Chego hoje à conclusão de que foi um tremendo erro histórico a canonização do Apocalipse pelos antigos padres, algo que, durante a Reforma Protestante, Lutero chegou a questionar, apesar de não ter se negado a traduzir Revelação (outro nome do livro) para o idioma alemão.
Numa análise psicológica, o autor do Apocalipse expõe traços de uma personalidade doentia. O céu e o inferno talvez reflitam uma preocupante flutuação no seu humor. O fato de pessoas serem lançadas para sempre num terrível lago de fogo, que seria a "segunda morte", pode revelar a sua dificuldade de perdoar multidimensionalmente condutas injuriosas, difamatórias ou insultuosas, bem como indicia um repugnante apelo ao medo na causa do proselitismo religioso.
Além disso, o João do Apocalipse (que para mim pode ser uma pessoa distinta do amável apóstolo de Jesus) não considera os seus opositores como mentes divergentes, mas, sim, como inimigos que devem ser abatidos com a vinda de Jesus. Isto evidencia uma incapacidade de conviver com o diferente, algo que também se repete na expulsão do diabo do céu, como se lê no capítulo 12:
"Houve então uma guerra no céu. Miguel e seus anjos lutaram contra o dragão, e o dragão e os seus anjos revidaram. Mas estes não foram suficientemente fortes, e assim perderam o seu lugar no céu. O grande dragão foi lançado fora. Ele é a antiga serpente chamada diabo ou Satanás, que engana o mundo todo. Ele e os seus anjos foram lançado à terra." (Ap 12:7-9; NVI)
Outro aspecto de sua personalidade é que ele se considera o portador de uma mensagem profética, a ponto de ameaçar quem alterar o seu escrito (Ap 22:18-19), prometendo também aniquilar os que não se enquadrarem em seu modelo comportamental:
"O vencedor herdará tudo isto, e eu serei seu Deus e ele será meu filho. Mas os covardes, os incrédulos, os depravados, os assassinos, os que cometem imoralidade sexual, os que praticam feitiçaria, os idólatras e todos os mentirosos — o lugar deles será no lago de fogo que arde com enxofre. Esta é a segunda morte (...) Felizes os que lavam as suas vestes, para que tenham direito à árvore da vida e possam entrar na cidade pelas portas. Fora ficam os cães, os que praticam feitiçaria, os que cometem imoralidades sexuais, os assassinos, os idólatras e todos os que amam e praticam a mentira. (Ap 21:7-8;22:14-15)

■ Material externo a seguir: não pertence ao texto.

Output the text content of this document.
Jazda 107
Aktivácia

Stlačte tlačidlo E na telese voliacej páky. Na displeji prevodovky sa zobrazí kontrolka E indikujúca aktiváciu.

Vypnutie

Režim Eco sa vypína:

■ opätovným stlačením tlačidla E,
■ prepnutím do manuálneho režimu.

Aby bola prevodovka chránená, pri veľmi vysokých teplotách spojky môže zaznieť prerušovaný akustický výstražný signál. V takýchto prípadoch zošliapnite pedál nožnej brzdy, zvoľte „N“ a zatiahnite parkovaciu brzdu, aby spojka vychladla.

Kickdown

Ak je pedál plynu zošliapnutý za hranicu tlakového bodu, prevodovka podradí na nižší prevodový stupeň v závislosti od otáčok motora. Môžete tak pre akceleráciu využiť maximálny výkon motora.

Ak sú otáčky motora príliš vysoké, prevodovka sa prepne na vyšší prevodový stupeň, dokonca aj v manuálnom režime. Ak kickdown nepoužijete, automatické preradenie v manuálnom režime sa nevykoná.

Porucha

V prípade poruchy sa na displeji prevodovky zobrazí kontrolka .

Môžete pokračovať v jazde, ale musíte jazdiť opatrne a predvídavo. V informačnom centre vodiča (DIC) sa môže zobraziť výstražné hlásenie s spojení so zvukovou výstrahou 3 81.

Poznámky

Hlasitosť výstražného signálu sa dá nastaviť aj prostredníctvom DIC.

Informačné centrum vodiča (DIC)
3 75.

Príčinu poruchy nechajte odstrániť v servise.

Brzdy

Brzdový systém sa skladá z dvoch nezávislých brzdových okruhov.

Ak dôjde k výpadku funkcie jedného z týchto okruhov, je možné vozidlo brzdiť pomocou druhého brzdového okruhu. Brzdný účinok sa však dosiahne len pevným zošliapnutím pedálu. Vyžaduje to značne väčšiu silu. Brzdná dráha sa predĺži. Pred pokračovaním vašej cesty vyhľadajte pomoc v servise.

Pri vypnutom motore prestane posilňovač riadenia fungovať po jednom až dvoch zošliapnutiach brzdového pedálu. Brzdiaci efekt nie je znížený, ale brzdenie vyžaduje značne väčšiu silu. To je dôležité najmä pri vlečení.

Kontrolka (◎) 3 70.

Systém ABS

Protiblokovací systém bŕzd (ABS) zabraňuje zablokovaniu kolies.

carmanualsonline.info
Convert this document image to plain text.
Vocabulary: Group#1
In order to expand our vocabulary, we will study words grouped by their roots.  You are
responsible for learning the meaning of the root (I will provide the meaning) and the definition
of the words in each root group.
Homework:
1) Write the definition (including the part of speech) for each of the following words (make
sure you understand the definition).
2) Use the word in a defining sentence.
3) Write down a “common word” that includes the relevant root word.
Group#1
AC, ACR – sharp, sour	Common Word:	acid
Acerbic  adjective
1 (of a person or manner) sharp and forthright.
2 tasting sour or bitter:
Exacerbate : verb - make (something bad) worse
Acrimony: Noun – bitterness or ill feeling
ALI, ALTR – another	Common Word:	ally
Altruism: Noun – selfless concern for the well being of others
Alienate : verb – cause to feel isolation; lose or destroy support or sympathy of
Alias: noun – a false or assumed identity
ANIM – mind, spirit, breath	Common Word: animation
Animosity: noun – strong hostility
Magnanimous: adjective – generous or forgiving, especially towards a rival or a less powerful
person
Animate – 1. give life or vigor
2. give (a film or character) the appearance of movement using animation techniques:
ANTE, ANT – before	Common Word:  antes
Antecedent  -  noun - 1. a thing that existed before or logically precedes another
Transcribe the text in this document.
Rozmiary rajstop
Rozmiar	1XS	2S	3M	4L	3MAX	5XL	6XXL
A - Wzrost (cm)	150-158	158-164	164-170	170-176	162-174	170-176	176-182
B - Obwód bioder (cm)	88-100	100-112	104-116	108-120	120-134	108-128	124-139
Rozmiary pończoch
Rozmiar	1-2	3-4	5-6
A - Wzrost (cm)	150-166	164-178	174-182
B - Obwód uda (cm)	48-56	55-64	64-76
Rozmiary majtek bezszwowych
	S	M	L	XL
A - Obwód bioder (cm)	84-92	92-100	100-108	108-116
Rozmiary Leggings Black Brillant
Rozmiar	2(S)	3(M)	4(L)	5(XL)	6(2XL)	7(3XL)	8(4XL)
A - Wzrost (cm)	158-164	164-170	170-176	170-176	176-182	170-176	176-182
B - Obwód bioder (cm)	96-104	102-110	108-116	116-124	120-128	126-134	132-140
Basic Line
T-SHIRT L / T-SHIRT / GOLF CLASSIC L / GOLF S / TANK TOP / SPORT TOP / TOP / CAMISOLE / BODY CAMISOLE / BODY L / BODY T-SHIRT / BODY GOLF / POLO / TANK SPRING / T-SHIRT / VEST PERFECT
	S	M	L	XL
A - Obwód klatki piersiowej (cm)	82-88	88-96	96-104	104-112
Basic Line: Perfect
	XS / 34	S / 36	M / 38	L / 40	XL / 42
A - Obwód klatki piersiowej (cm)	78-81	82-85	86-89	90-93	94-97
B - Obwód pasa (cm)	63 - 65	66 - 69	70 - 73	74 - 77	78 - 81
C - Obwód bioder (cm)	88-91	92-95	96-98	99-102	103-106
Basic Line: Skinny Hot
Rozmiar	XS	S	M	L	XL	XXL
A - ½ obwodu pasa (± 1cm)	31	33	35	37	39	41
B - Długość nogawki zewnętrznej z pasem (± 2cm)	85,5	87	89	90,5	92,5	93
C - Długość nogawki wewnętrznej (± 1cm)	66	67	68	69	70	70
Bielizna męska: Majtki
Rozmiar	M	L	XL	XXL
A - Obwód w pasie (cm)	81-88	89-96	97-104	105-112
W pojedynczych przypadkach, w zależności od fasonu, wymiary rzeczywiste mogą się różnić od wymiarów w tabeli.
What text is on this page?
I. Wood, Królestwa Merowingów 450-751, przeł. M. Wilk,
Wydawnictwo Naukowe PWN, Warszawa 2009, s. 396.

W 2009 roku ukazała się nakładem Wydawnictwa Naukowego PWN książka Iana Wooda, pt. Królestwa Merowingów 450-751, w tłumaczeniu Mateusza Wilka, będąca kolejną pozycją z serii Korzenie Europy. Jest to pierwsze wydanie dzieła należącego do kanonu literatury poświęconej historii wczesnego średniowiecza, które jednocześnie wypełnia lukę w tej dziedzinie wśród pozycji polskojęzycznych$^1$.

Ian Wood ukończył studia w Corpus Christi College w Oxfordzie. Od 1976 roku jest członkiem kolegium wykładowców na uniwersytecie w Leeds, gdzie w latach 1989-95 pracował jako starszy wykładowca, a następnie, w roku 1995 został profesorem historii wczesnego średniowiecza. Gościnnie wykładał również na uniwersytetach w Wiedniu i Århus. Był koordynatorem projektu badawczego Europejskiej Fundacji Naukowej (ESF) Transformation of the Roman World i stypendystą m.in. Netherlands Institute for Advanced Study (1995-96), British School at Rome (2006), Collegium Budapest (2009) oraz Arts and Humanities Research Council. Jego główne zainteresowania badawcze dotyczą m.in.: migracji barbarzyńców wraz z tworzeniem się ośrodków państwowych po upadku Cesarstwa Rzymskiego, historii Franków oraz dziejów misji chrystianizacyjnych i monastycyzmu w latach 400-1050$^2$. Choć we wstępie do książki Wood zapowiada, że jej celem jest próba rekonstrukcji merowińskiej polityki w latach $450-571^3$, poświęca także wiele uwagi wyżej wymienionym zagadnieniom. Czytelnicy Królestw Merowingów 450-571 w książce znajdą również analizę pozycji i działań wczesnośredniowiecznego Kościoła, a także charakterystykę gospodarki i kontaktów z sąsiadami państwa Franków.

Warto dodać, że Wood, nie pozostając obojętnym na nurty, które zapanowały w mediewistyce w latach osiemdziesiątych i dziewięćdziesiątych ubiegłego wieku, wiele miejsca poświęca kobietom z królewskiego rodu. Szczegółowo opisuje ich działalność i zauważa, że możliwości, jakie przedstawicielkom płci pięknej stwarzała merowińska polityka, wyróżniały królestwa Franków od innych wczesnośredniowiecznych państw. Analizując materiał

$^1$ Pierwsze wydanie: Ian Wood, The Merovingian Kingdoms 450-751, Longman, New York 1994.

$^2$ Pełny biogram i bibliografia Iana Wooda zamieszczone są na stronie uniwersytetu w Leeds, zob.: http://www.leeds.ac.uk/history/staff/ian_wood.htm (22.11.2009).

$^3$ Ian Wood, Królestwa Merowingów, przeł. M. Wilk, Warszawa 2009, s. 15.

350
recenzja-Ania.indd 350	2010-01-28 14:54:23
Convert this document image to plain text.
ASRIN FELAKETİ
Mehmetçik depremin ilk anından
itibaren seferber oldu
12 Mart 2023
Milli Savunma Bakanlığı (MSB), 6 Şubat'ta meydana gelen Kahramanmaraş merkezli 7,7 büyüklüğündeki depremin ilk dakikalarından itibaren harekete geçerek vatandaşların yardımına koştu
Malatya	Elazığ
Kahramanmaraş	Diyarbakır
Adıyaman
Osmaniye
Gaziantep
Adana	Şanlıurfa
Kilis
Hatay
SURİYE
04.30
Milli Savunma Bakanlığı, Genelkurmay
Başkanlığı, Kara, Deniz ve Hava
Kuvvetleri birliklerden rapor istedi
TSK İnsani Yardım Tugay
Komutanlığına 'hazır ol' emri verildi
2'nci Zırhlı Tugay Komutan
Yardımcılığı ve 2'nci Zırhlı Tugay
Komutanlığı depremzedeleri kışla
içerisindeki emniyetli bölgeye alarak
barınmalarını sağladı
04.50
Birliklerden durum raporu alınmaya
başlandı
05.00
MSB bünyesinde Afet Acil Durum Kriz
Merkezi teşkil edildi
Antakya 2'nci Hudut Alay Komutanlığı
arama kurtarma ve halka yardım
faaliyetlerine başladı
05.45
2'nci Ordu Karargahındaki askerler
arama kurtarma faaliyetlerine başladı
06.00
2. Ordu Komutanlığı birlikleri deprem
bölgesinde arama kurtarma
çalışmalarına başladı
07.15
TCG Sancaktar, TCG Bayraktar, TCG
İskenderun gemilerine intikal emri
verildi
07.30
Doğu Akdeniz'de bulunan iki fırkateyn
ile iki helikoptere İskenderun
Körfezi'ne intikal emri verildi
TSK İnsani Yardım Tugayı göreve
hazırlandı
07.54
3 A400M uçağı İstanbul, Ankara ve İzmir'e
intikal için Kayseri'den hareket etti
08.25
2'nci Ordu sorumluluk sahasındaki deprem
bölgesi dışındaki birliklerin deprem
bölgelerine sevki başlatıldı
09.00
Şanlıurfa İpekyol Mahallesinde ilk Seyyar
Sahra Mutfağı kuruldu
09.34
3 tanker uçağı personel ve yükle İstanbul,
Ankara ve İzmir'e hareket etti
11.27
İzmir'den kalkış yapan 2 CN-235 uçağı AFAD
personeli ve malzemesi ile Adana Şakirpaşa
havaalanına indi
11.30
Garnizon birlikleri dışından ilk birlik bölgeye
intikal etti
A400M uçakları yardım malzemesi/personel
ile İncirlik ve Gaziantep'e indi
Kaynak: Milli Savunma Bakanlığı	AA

Assim, ele demonstra um senso pessoal que não se harmoniza com os direitos dos outros, rejeitando as diferenças que possam existir no comportamento plural da humanidade, e ainda aparenta ter seus problemas com o sexo feminino (não sei se era um gay que vivia no "armário" da repressão ou um padreco misógina frustrado) a ponto de idealizar os 144 mil eleitos como rapazes virgens que "não se contaminaram com mulheres":
"Estes são os que não se contaminaram com mulheres, pois se conservaram castos e seguem o Cordeiro por onde quer que ele vá. Foram comprados dentre os homens e ofertados como primícias a Deus e ao Cordeiro." (Ap 14:4)
Bem, essa foi a breve análise crítica e psicológica que fiz desse livro que, embora esteja na Bíblia, pouco nos edifica (não nego que haja uma ou outra frase interessante de ser trabalhada fora do contexto). Peço favor aos leitores religiosos que não me apedrejem como herege. Na qualidade de livre pensador, tenho o direito de duvidar da organização do cânon bíblico e propor alterações. Aliás, há livros muito melhores do que Revelação, tanto atuais como antigos, mas permanecem fora da Bíblia...
OBS: A ilustração acima refere-se à obra João na ilha de Patmos, cuja autoria é atribuída aos Irmãos Limbourg (em neerlandês, Gebroeders Van Limburg, Herman, Paul, e Johan), os quais foram três famosos pintores neerlandeses renascentistas de iluminuras. Quanto ao texto, a sua postagem original se deu inicialmente no blogue da Confraria Teológica Logos e Mythos dia 27/02/2016.